Incidentally, I have implemented the output layer a slightly different way, which more aligns with your thinking. In my case, I am sending proximal connections across CCs (via hex grids) rather than distal connections. Activity from the input layer is combined with activity from the output layers of other neighboring CCs when forming those grids. Thus the representations in the output layer of a given CC are injected with semantics from other neighboring CCs. This deviates from what Numenta has proposed, though.
If my current understanding of the Numenta model is correct, then the output from other columns arrives on the apical dendrites in layer 1. Much like the distal dendrites, these inputs do not typically drive activations, but rather bias the minicolumn to make it more likely to fire when presented with the appropriate proximal inputs. This may be one possible pathway for voting between columns to occur.

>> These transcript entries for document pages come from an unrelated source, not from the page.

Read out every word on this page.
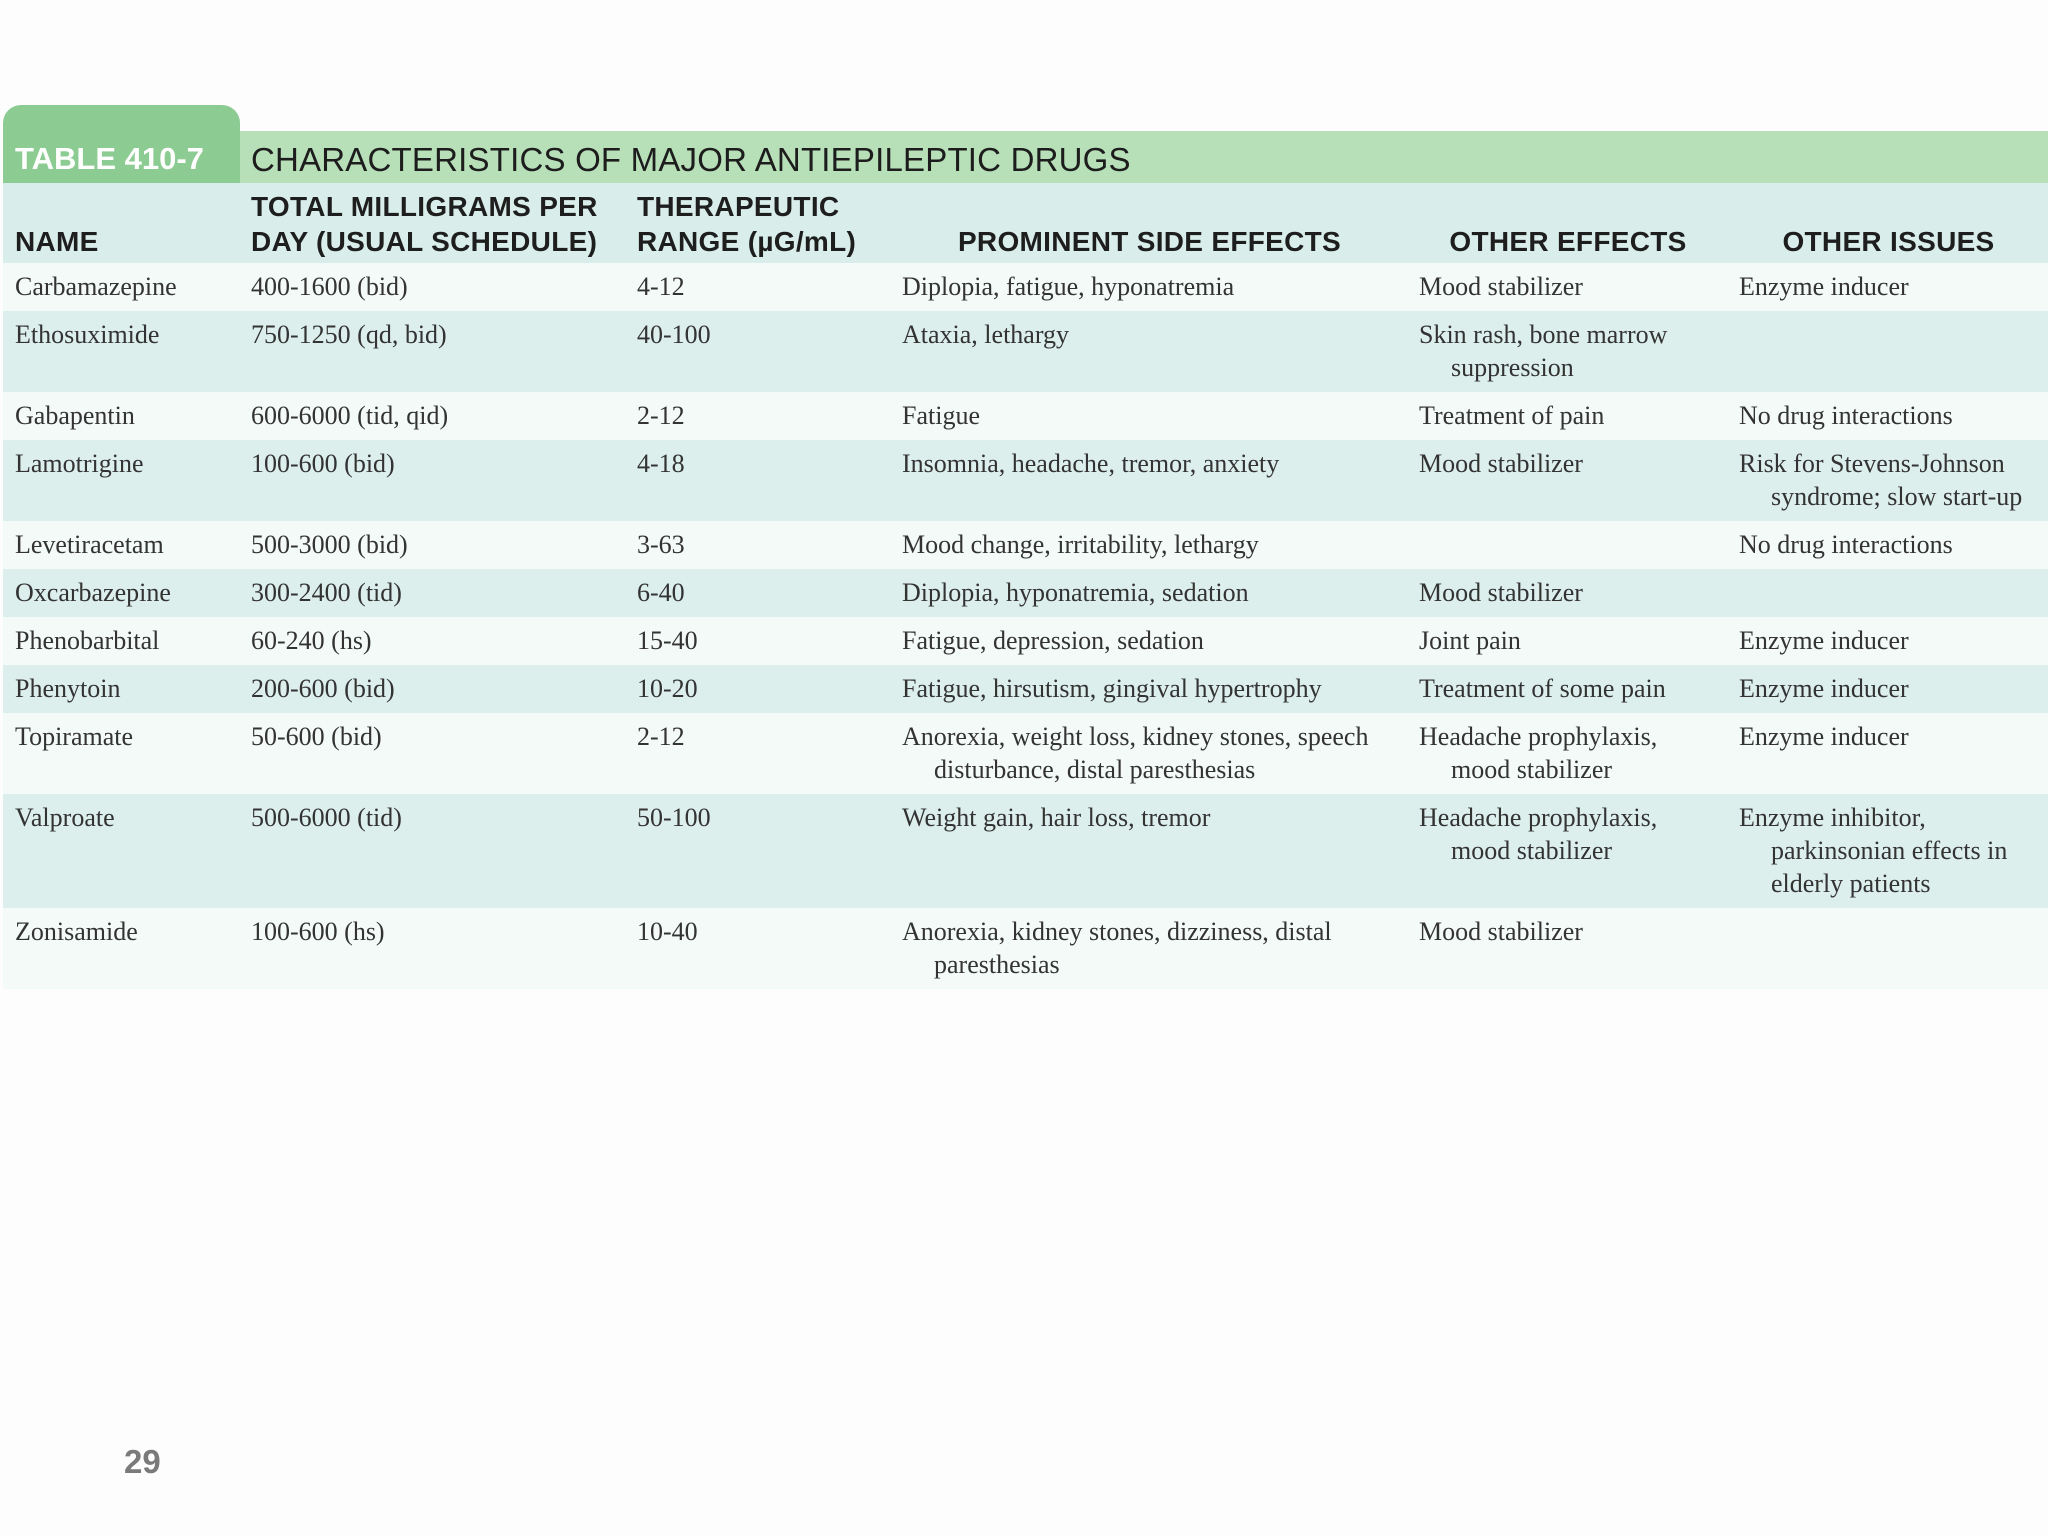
TABLE 410-7 CHARACTERISTICS OF MAJOR ANTIEPILEPTIC DRUGS
NAME	TOTAL MILLIGRAMS PER DAY (USUAL SCHEDULE)	THERAPEUTIC RANGE (µG/mL)	PROMINENT SIDE EFFECTS	OTHER EFFECTS	OTHER ISSUES
Carbamazepine	400-1600 (bid)	4-12	Diplopia, fatigue, hyponatremia	Mood stabilizer	Enzyme inducer
Ethosuximide	750-1250 (qd, bid)	40-100	Ataxia, lethargy	Skin rash, bone marrow suppression	
Gabapentin	600-6000 (tid, qid)	2-12	Fatigue	Treatment of pain	No drug interactions
Lamotrigine	100-600 (bid)	4-18	Insomnia, headache, tremor, anxiety	Mood stabilizer	Risk for Stevens-Johnson syndrome; slow start-up
Levetiracetam	500-3000 (bid)	3-63	Mood change, irritability, lethargy		No drug interactions
Oxcarbazepine	300-2400 (tid)	6-40	Diplopia, hyponatremia, sedation	Mood stabilizer	
Phenobarbital	60-240 (hs)	15-40	Fatigue, depression, sedation	Joint pain	Enzyme inducer
Phenytoin	200-600 (bid)	10-20	Fatigue, hirsutism, gingival hypertrophy	Treatment of some pain	Enzyme inducer
Topiramate	50-600 (bid)	2-12	Anorexia, weight loss, kidney stones, speech disturbance, distal paresthesias	Headache prophylaxis, mood stabilizer	Enzyme inducer
Valproate	500-6000 (tid)	50-100	Weight gain, hair loss, tremor	Headache prophylaxis, mood stabilizer	Enzyme inhibitor, parkinsonian effects in elderly patients
Zonisamide	100-600 (hs)	10-40	Anorexia, kidney stones, dizziness, distal paresthesias	Mood stabilizer	
29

That being said, there are other pathways for columns to communicate with other columns: most notably through the thalamus, and via the long-range connections between regions.
I believe in Numenta’s models, the apical connections feedback from the output layer back to the input layer, not between CCs. I could be out of date on that, though. That view is based on the Columns and Columns Plus papers, which are of course a bit outdated by now (outdated may be a bit too strong – the theory has obviously advanced since those papers).
The bidirectional fiber tracts that join layer 2/3.
These are inter-map connections - and it’s myelinated fibers! That means that for short distances, like inside a head, are about far away in communications cost as nearby lateral connections.